Latina è la città italiana con la maggiore crescita di cassa integrazione con un +160,9% rispetto al 2017, che pesa come un macigno sull’economia della provincia. Il dato arriva dalla Uil del Lazio sulla base del report realizzato dall’ufficio politiche territoriali del sindacato.

I valori vanno dal + 132% di cassa ordinaria al + 315% di straordinaria. L’industria è il settore che ha avanzato maggiori richieste di cassa integrazione, seguito dall’edilizia dove però è molto alto anche il numero di Naspi (licenziamenti post cassa integrazione o, in alcune situazioni, scadenza dei contratti a termine non rinnovati), a conferma del peggioramento dello stato di crisi.

“E non si intravede purtroppo alcuno spiraglio – ha detto il segretario generale della Uil del Lazio, Alberto Civica il Paese è in recessione tecnica. Diminuiscono gli investimenti, non si sbloccano le opere già finanziate e, di conseguenza, il lavoro diminuisce. Così non va assolutamente.
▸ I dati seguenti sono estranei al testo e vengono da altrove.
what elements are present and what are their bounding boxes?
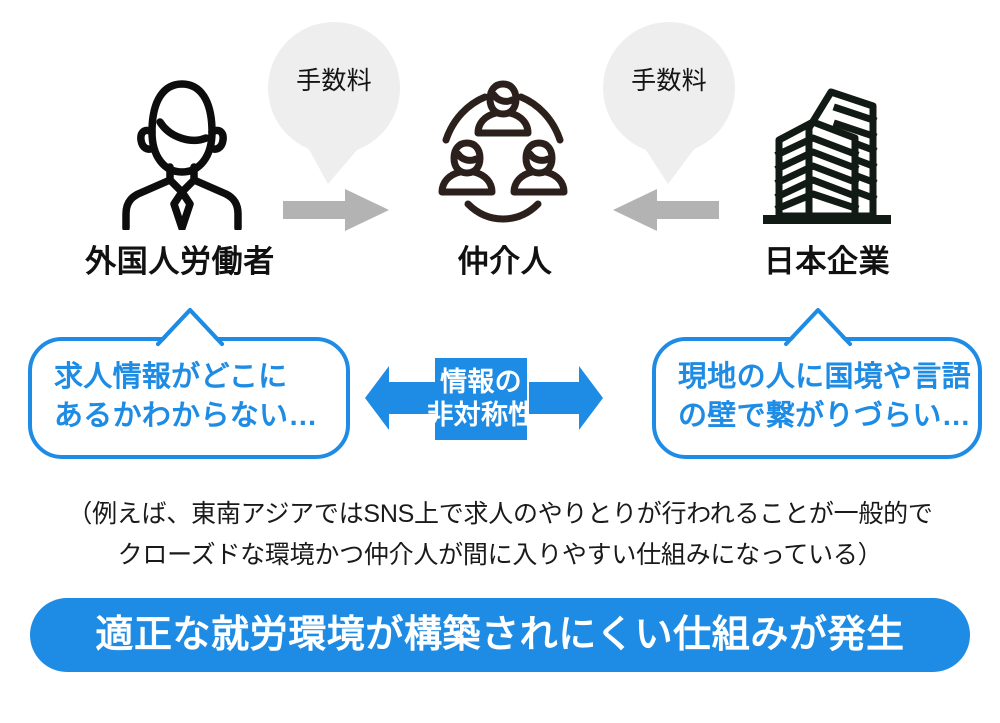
asymmetry-line: 情報の <box>440 366 522 399</box>
caption-line: クローズドな環境かつ仲介人が間に入りやすい仕組みになっている） <box>0 535 1000 576</box>
fee-bubble-right-label: 手数料 <box>631 69 707 94</box>
office-building-icon <box>757 84 897 230</box>
flow-arrow-company-to-broker <box>613 188 721 232</box>
fee-bubble-left: 手数料 <box>268 22 400 154</box>
fee-bubble-left-tail <box>300 140 370 186</box>
infographic-canvas: 外国人労働者 <box>0 0 1000 723</box>
actor-label-foreign-worker: 外国人労働者 <box>55 246 305 277</box>
actor-label-text: 仲介人 <box>454 246 557 277</box>
fee-bubble-right: 手数料 <box>603 22 735 154</box>
caption-block: （例えば、東南アジアではSNS上で求人のやりとりが行われることが一般的で クロー… <box>0 494 1000 575</box>
actor-label-text: 日本企業 <box>760 246 894 277</box>
actor-label-text: 外国人労働者 <box>81 246 279 277</box>
speech-line: あるかわからない… <box>54 397 324 436</box>
fee-bubble-left-label: 手数料 <box>296 69 372 94</box>
fee-bubble-right-tail <box>634 140 704 186</box>
asymmetry-arrow-right <box>527 364 605 432</box>
asymmetry-label-box: 情報の 非対称性 <box>435 358 527 440</box>
speech-box-company-problem: 現地の人に国境や言語 の壁で繋がりづらい… <box>652 337 982 459</box>
speech-line: 求人情報がどこに <box>54 358 324 397</box>
flow-arrow-worker-to-broker <box>283 188 391 232</box>
asymmetry-line: 非対称性 <box>426 399 535 432</box>
speech-box-worker-problem: 求人情報がどこに あるかわからない… <box>28 337 350 459</box>
actor-label-broker: 仲介人 <box>420 246 590 277</box>
conclusion-banner-text: 適正な就労環境が構築されにくい仕組みが発生 <box>95 616 904 654</box>
speech-line: の壁で繋がりづらい… <box>678 397 956 436</box>
speech-line: 現地の人に国境や言語 <box>678 358 956 397</box>
conclusion-banner: 適正な就労環境が構築されにくい仕組みが発生 <box>30 598 970 672</box>
person-in-suit-icon <box>108 72 256 230</box>
actor-label-japanese-company: 日本企業 <box>722 246 932 277</box>
caption-line: （例えば、東南アジアではSNS上で求人のやりとりが行われることが一般的で <box>0 494 1000 535</box>
people-group-icon <box>428 78 578 228</box>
Anche per questo scenderemo in piazza il 9 febbraio, insieme a Cgil e Cisl, per dire no a questa manovra che ferma Paese piuttosto che elaborare soluzioni alternative alla crisi”.
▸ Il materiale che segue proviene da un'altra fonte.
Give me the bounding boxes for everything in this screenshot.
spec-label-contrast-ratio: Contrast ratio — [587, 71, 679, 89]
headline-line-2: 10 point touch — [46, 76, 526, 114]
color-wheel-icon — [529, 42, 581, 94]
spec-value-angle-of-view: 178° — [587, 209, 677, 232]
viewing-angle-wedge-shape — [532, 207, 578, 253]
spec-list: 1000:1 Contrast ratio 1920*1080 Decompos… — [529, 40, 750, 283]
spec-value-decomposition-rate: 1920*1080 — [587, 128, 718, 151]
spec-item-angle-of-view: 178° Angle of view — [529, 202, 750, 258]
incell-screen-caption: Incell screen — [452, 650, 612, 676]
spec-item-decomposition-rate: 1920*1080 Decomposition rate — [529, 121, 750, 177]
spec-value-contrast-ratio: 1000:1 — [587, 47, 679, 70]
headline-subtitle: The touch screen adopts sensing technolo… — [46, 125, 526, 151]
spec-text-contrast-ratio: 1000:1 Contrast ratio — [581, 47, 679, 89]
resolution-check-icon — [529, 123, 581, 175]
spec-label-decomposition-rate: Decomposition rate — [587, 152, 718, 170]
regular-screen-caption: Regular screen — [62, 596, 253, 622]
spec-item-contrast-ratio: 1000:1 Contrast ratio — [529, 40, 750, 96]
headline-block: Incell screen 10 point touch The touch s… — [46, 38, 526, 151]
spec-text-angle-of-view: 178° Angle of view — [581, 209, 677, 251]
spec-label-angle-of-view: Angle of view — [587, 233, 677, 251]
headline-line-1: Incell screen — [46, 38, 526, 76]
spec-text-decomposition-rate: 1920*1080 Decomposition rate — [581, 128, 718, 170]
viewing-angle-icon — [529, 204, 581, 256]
Per quanto riguarda i dati mensili è Roma la provincia del Lazio con il più alto numero di ore di cassa integrazione a dicembre 2018.

Rispetto al mese precedente, infatti, nella Capitale la cig complessiva aumenta di ben il 94,9%. A pesare è soprattutto la cassa straordinaria che ha un’impennata del 122,4%. Situazione analoga a Viterbo dove l’incremento totale è pari al 37%, ma il valore della cig straordinaria raggiunge numeri esponenziali.

“Un aumento quello della cassa straordinaria che indica il perdurare di forti situazioni di crisi – ha spiegato Civica – cui si aggiunge un corposo incremento delle domande di Naspi che nel periodo gennaio-novembre 2018 hanno raggiunto circa 1,9 milioni su scala nazionale”.

A livello regionale, il Lazio segna a dicembre scorso un + 9,9% di cig complessiva rispetto al mese precedente. Anche in questo caso a salire è soprattutto la cassa straordinaria (+105%), mentre scende dell’11,9% quella in deroga.
“Diminuzione quest’ultima che riguarda tutto il Paese – ha concluso Civica – da quando questa è stata sostituita dal Fondo integrazione salariale (Fis) che, al contrario, ha avuto nel 2018 una richiesta di circa 43 milioni di ore sull’intero territorio nazionale”.